Iqaluit shipping delays renew calls for marine infrastructure

The first of the annual resupply ships made it into Frobisher Bay last week, but the return of multi-year sea ice is making it impossible to unload. That's prompting people in Nunavut's capital to renew a call for marine infrastructure.

'Obviously too much ice, it makes it impossible to reach the beach so we cannot work'

Every year the annual spectacle of watching sealift crates brought to Iqaluit's shore prompts calls for more marine infrastructure. But with this year's resupply delayed multiple times by ice and weather, those calls are getting louder.

The Qamutik, owned by Nunavut Eastern Arctic Shipping, arrived at Iqaluit on Tuesday with the help of an icebreaker.
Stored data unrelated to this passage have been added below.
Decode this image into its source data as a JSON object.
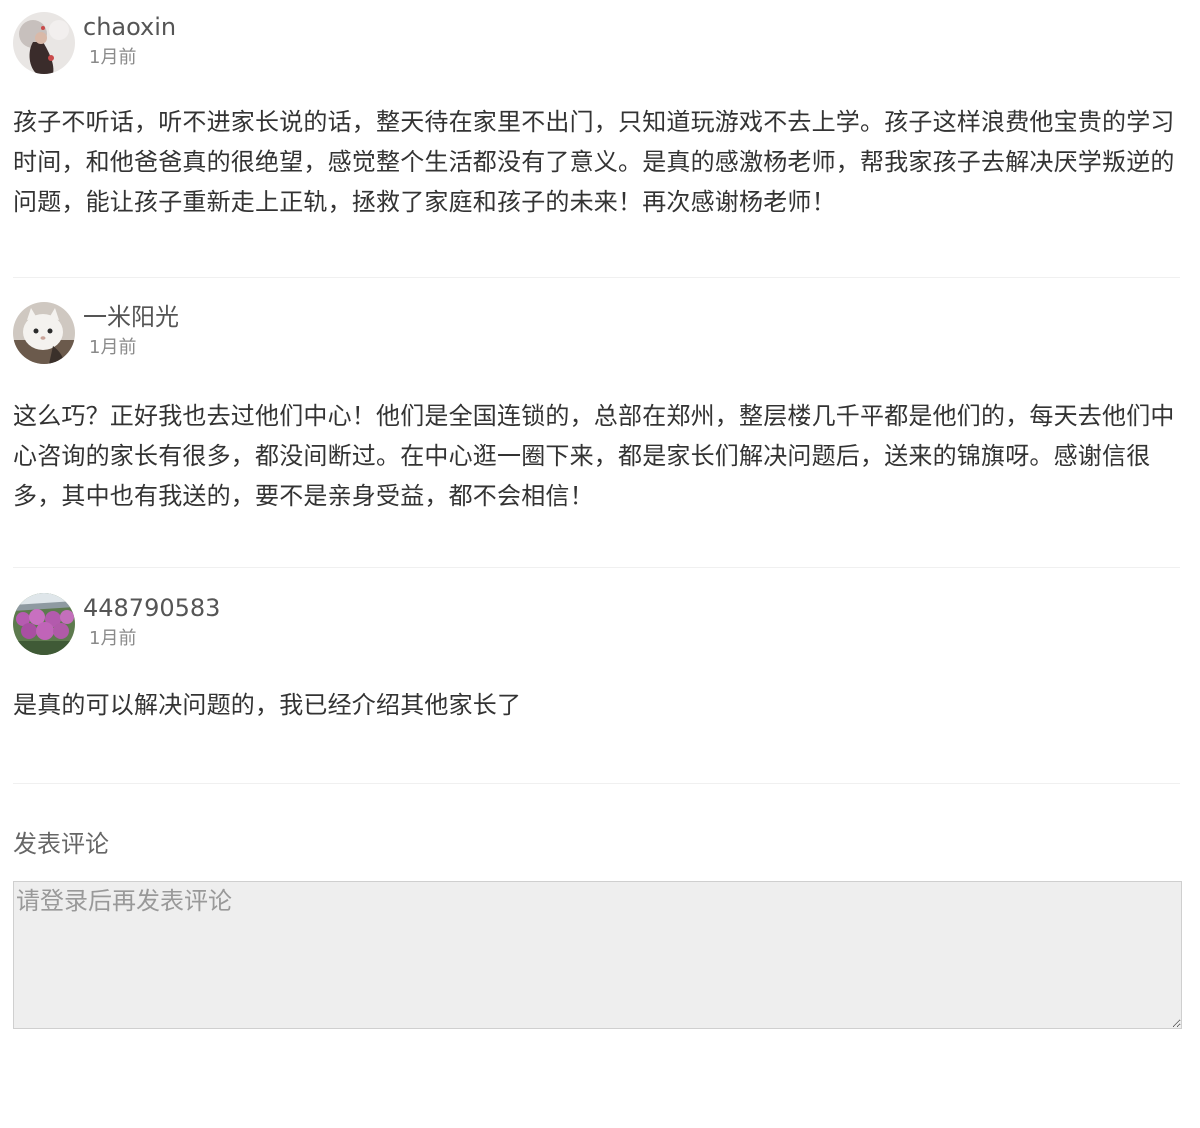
{
  "comments": [
    {
      "username": "chaoxin",
      "time": "1月前",
      "avatar_icon": "avatar-girl-photo",
      "text": "孩子不听话，听不进家长说的话，整天待在家里不出门，只知道玩游戏不去上学。孩子这样浪费他宝贵的学习时间，和他爸爸真的很绝望，感觉整个生活都没有了意义。是真的感激杨老师，帮我家孩子去解决厌学叛逆的问题，能让孩子重新走上正轨，拯救了家庭和孩子的未来！再次感谢杨老师！"
    },
    {
      "username": "一米阳光",
      "time": "1月前",
      "avatar_icon": "avatar-cat-photo",
      "text": "这么巧？正好我也去过他们中心！他们是全国连锁的，总部在郑州，整层楼几千平都是他们的，每天去他们中心咨询的家长有很多，都没间断过。在中心逛一圈下来，都是家长们解决问题后，送来的锦旗呀。感谢信很多，其中也有我送的，要不是亲身受益，都不会相信！"
    },
    {
      "username": "448790583",
      "time": "1月前",
      "avatar_icon": "avatar-flowers-photo",
      "text": "是真的可以解决问题的，我已经介绍其他家长了"
    }
  ],
  "post_comment": {
    "title": "发表评论",
    "placeholder": "请登录后再发表评论"
  }
}
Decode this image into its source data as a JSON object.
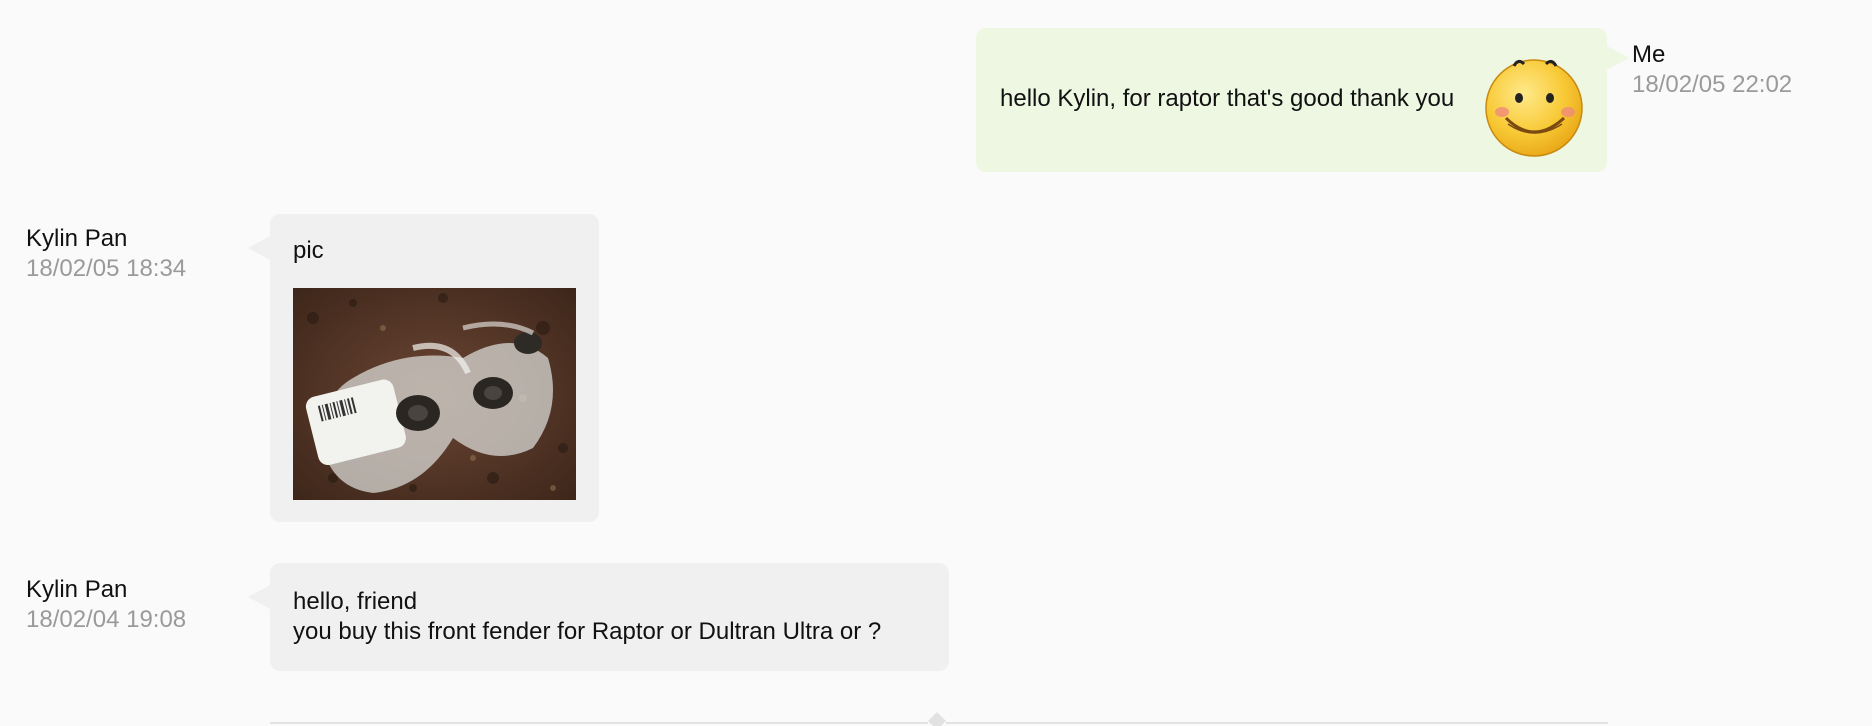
{
  "messages": [
    {
      "sender": "Me",
      "time": "18/02/05 22:02",
      "text": "hello Kylin, for raptor that's good thank you",
      "emoji": "smiley-face-icon"
    },
    {
      "sender": "Kylin Pan",
      "time": "18/02/05 18:34",
      "text": "pic",
      "image": "photo-of-wrapped-parts"
    },
    {
      "sender": "Kylin Pan",
      "time": "18/02/04 19:08",
      "lines": [
        "hello, friend",
        "you buy this front fender for Raptor or Dultran Ultra or ?"
      ]
    }
  ],
  "colors": {
    "incoming_bubble": "#f0f0f0",
    "outgoing_bubble": "#eef7e1",
    "timestamp": "#9a9a9a"
  }
}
It was several weeks behind schedule.

This week, ocean currents brought mounds of multi-year ice into Frobisher Bay, prompting another delay. 

With no port or harbour to use to unload ships, the shipping company relies on barges to ferry cargo to shore. 

"Obviously too much ice, it makes it impossible to reach the beach so we cannot work," said NEAS president Suzanne Paquin.

Paquin, who leads one of the largest shipping companies to deliver to the Arctic, says the lack of a dock is costing everyone money.

"The marine infrastructure deficit in Nunavut increases the cost of living on all developments in Nunavut, from housing to new construction to everyday pricing of everyday products, there is no doubt about that."

Harsh ice conditions across the Eastern Arctic this summer have made it difficult for companies like NEAS to deliver goods.  Many communities say they are having a hard time even putting small boats into the water.

Federal politicians have made promises in the past to build a deep water port in Iqaluit, with no results.

Iqaluit city councillor Noah Papatsie says it's important for the city.

"Things like a port or a dock , if we can get those, we have talked about it within the city council... but it has to start with a lot of people too."

Papatsie says a dock or port would not just serve the shipping companies - hunters, fishers and boaters would use it too.

Nunavut's Member of Parliament, Federal cabinet minister Leona Aglukkaq will be making a marine infrastructure funding announcement at 1:30 p.m. in Iqaluit on Thursday but has not said exactly what it will be about.  She will be joined by local and territorial politicians.